The political focus is additionally sharpened by the changes in family patterns (fewer extended families, more lone-parent families) and changed patterns of employment (more part-time work for women, less full-time work for men). But the question remains: who cares for the children when the mother goes back to (usually low-paid) work and granny is not around?
Nursery provision is also figuring in campaigns for the coming local council elections to the point where the Tories have been driven to claim that they, and not just Labour, stand for improved child care.
Until now, the childcare debate has tended to concentrate on the availability of nursery places. But this ignores the fact that nursery provision has failed to match the increase in mothers at work.
The number of children in council day nurseries has actually fallen over the past 10 years to 23,800. A large number of children (366,649) go to playgroups, but this is only very slightly more than 10 years ago. The number of children in private day nurseries (which can cost up to pounds 150 a week) is 90,000 and increasing. But the demand for child care for working mothers has been met above all by a huge increase in child-minding. More than 250,000 children are being cared for by child-minders, a rise of 155,000 in 10 years.
For many parents, child-minding is their preferred option. But for many more, it is not. It is unsatisfactory that the increase in women at work is being underpinned by a major expansion in a type of child care which is not the first choice of parents or experts.
In the past, children of working mothers were more likely to be cared for in nurseries. Now, the majority are cared for by child- minders. In effect, child care has been privatised and fragmented. This shift has been achieved with no public discussion and no parliamentary debate. It has come about by default, simply because the Government has not had a public policy on child care and has left parents to fend for themselves.
Although women are now entrenched as part of the workforce, there is no such thing as a typical pattern of work for a woman. She may, at different stages of her life, work full- time; be out of the labour market; retrain; or work part-time. She may be a permanent employee or on a fixed-term contract. But the fragmentation of the mother's employment should not be matched by the fragmentation in the care of her child.
Child care has to be seen as part of our economic infrastructure, as important in getting people to work as the roads and railways. And, like roads and railways, child care demands a strategic and long-term approach.

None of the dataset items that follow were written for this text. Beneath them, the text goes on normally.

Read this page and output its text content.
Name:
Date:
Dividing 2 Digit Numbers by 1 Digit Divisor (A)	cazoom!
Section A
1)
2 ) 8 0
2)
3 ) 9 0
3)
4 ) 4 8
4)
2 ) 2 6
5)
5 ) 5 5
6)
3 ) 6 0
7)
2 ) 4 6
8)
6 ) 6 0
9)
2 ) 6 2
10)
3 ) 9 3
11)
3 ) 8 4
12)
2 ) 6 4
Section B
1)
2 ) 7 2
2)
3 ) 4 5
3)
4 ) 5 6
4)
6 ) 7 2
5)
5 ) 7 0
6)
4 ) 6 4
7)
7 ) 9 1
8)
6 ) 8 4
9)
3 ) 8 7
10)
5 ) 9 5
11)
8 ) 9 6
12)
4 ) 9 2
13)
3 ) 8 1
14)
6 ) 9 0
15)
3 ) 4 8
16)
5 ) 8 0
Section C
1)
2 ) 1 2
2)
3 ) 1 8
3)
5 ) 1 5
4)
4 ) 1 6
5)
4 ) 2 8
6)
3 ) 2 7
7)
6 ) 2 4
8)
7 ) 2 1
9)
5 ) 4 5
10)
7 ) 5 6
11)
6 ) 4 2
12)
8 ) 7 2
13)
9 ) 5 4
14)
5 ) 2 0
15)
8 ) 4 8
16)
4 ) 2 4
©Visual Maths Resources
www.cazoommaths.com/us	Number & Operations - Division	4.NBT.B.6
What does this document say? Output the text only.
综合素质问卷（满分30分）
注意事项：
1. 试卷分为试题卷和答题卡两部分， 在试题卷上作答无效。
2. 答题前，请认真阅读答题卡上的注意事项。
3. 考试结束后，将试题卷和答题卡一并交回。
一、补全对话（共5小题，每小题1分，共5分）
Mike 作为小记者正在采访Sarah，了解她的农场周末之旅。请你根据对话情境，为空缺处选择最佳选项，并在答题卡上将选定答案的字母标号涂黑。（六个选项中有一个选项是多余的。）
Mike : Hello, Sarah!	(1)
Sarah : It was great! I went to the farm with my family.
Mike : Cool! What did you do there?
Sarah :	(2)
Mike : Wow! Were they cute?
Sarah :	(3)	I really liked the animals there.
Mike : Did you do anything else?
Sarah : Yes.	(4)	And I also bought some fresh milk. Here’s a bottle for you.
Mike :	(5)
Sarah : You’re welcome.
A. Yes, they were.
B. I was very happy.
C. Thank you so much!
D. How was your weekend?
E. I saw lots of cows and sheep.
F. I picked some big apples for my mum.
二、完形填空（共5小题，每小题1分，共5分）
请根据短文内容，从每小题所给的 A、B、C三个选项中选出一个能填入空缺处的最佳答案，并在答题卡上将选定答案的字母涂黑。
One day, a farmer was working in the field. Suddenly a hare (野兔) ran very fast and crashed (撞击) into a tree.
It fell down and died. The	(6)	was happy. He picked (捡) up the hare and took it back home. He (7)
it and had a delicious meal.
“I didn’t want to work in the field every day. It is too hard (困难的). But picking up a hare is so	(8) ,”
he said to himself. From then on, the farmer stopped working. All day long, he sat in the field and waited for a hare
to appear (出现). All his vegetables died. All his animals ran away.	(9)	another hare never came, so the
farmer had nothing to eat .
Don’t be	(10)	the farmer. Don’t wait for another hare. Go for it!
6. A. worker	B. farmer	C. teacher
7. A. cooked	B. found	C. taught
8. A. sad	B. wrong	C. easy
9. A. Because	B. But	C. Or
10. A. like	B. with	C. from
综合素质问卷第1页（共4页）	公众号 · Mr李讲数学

Most parents want care that will provide for their children for years, not just for months. Child care that enables a woman to train is important, but it is not good enough offering child care just for the duration of a six-month training course. The child will only just have settled in, and the last thing the mother will then want is to take the child out of the nursery and look for a job, knowing that if she finds one, she will have to make new arrangements which will need a new settling-in period.
Training and work do not appear in any even pattern. What the mother needs is a choice of child care which provides continuity and certainty and does not stop when the training course or the short-term work contract stops. While the mother's situation might be changing, the child's needs do not.

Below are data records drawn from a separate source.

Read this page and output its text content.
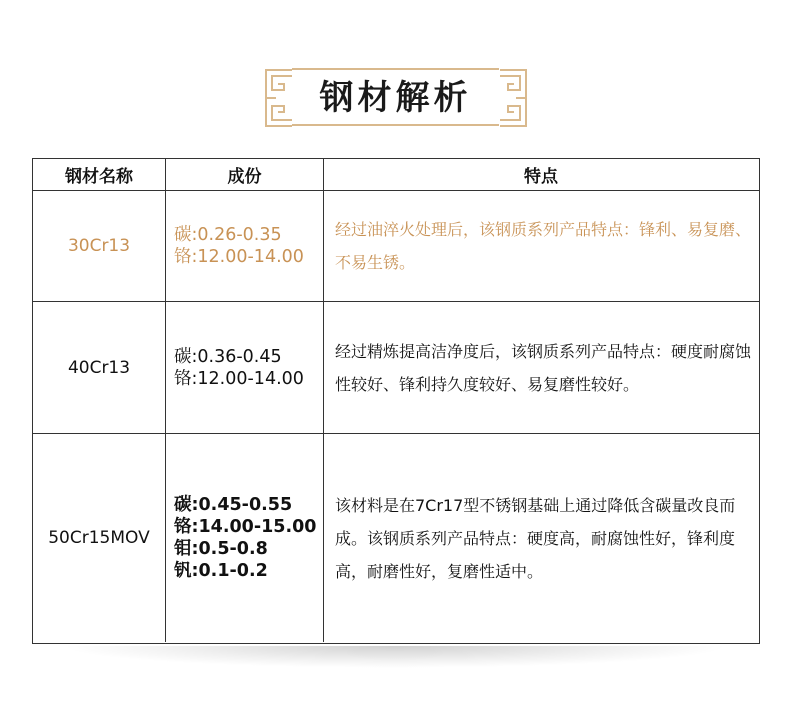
钢材解析
钢材名称	成份	特点
30Cr13
碳:0.26-0.35
铬:12.00-14.00
经过油淬火处理后，该钢质系列产品特点：锋利、易复磨、不易生锈。
40Cr13
碳:0.36-0.45
铬:12.00-14.00
经过精炼提高洁净度后，该钢质系列产品特点：硬度耐腐蚀性较好、锋利持久度较好、易复磨性较好。
50Cr15MOV
碳:0.45-0.55
铬:14.00-15.00
钼:0.5-0.8
钒:0.1-0.2
该材料是在7Cr17型不锈钢基础上通过降低含碳量改良而成。该钢质系列产品特点：硬度高，耐腐蚀性好，锋利度高，耐磨性好，复磨性适中。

If child care is to be consistent, childcare policy must be equally consistent across government departments. At present, each one has a different approach, all short-term, intended only to get things started.
Child care must be rooted in the interests of the child, not spring from the separate interests of different government departments. Child care is not just a question of who looks after the child when the mother is training or at work (Department of Employment perspective) or whether the child has access to pre-school education (Department of Education perspective) or whether the child is at risk of abuse (Department of Health perspective). It is all of those things.

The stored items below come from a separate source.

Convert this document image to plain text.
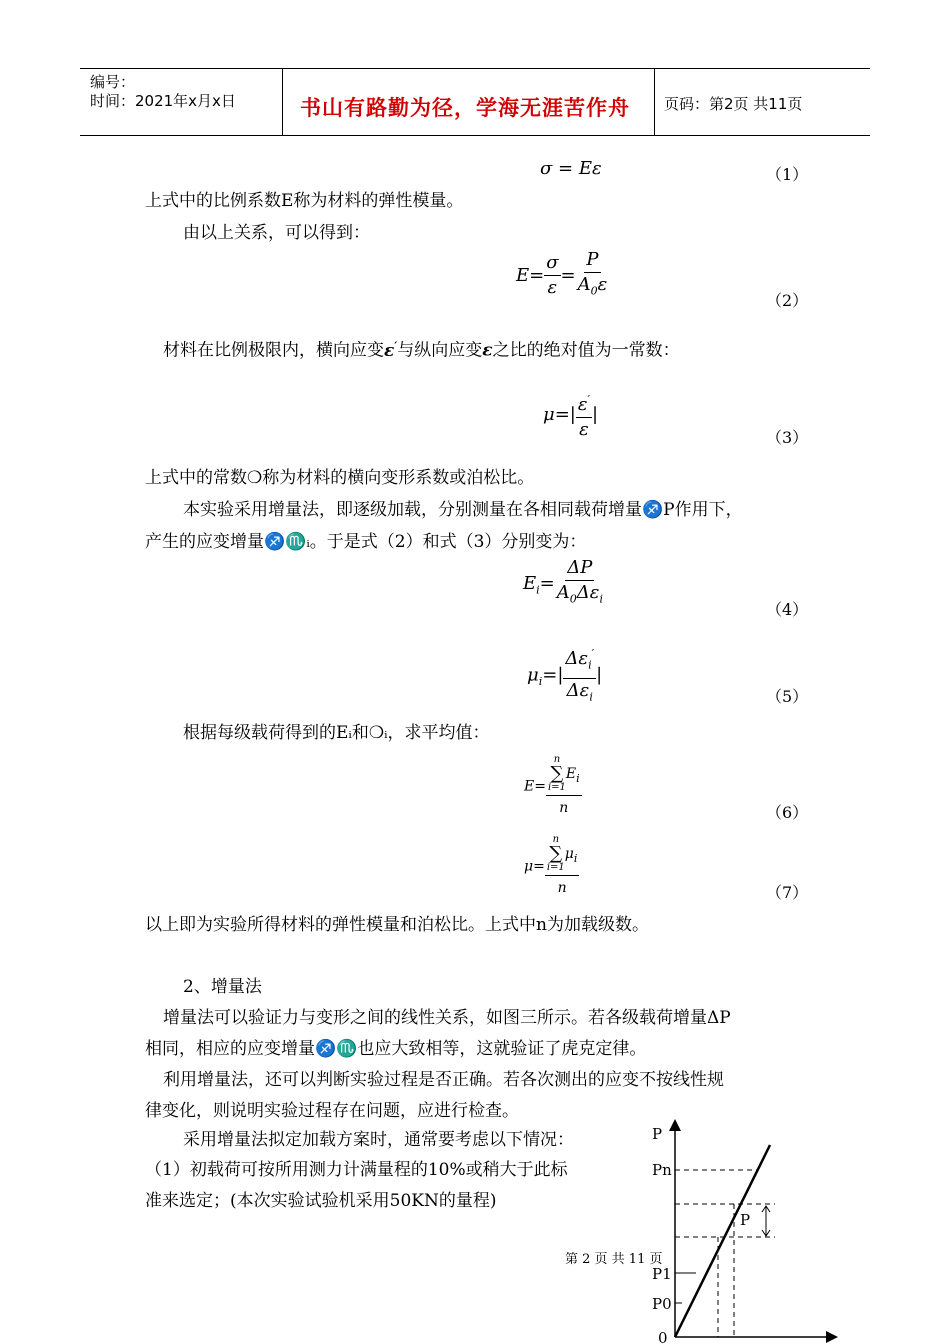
编号：
时间：2021年x月x日	书山有路勤为径，学海无涯苦作舟 页码：第2页 共11页
σ = Eε	（1）
上式中的比例系数E称为材料的弹性模量。
由以上关系，可以得到：
$E= \frac{\sigma}{\varepsilon} = \frac{P}{A_0\varepsilon}$	（2）
材料在比例极限内，横向应变ε′与纵向应变ε之比的绝对值为一常数：
$\mu=| \frac{\varepsilon'}{\varepsilon}$ |
（3）
上式中的常数❍称为材料的横向变形系数或泊松比。
本实验采用增量法，即逐级加载，分别测量在各相同载荷增量♐P作用下，
产生的应变增量♐♏ᵢ。于是式（2）和式（3）分别变为：
$E_i= \frac{\Delta P}{A_0\Delta\varepsilon_i}$	（4）
$\mu_i=| \frac{\Delta\varepsilon_i'}{\Delta\varepsilon_i}$ |
（5）
根据每级载荷得到的Eᵢ和❍ᵢ，求平均值：
E= n
∑
i=1
$E_i$
n	（6）
μ= n
∑
i=1
$\mu_i$
n	（7）
以上即为实验所得材料的弹性模量和泊松比。上式中n为加载级数。
2、增量法
增量法可以验证力与变形之间的线性关系，如图三所示。若各级载荷增量ΔP
相同，相应的应变增量♐♏也应大致相等，这就验证了虎克定律。
利用增量法，还可以判断实验过程是否正确。若各次测出的应变不按线性规
律变化，则说明实验过程存在问题，应进行检查。
采用增量法拟定加载方案时，通常要考虑以下情况：
（1）初载荷可按所用测力计满量程的10%或稍大于此标
准来选定；(本次实验试验机采用50KN的量程)
第 2 页 共 11 页
P
Pn
P1
P0
0
P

One reason why the Government's approach to child care is so short-term and departmentalised is because it cannot make up its mind about its policy. Last November the Secretary of State for Educationruled out universal provision of nursery education. Less than a month later, the Prime Minister said that the Government 'intends to move to universal nursery education'. You can't get much more ambivalent than that.
But current policy is not only ambivalent. In at least one aspect, it is wrong. Michael Portillo, Chief Secretary to the Treasury, seems to believe that state provision of child care saps parental responsibility. That is merely a sophisticated way of saying: 'They are your children, you had them, you look after them, they are nothing to do with us.'
Of course children are primarily the responsibility of their parents - no one would want it any other way - but they are also the responsibility of the community, which benefits from a generation that is at ease with itself and fulfils its potential, and suffers when children grow into rootless adults unable to cope with their own parental responsibilities.
A national childcare programme is an essential response to the revolutionary increase in women's participation in the workforce and the changing pattern of the family. Good quality care, with a choice of affordable services (including minders, nurseries and out- of-school clubs) for both under-fives and school-age children, is what is needed to meet the demands of parents and the demands of a modern economy.
It does not all have to be funded by central government; parents, local employers and local councils all have a part to play. But unless government takes the lead in establishing a national strategy, it will not happen.
The author is the Labour MP for Peckham and shadow Chief Secretary to the Treasury.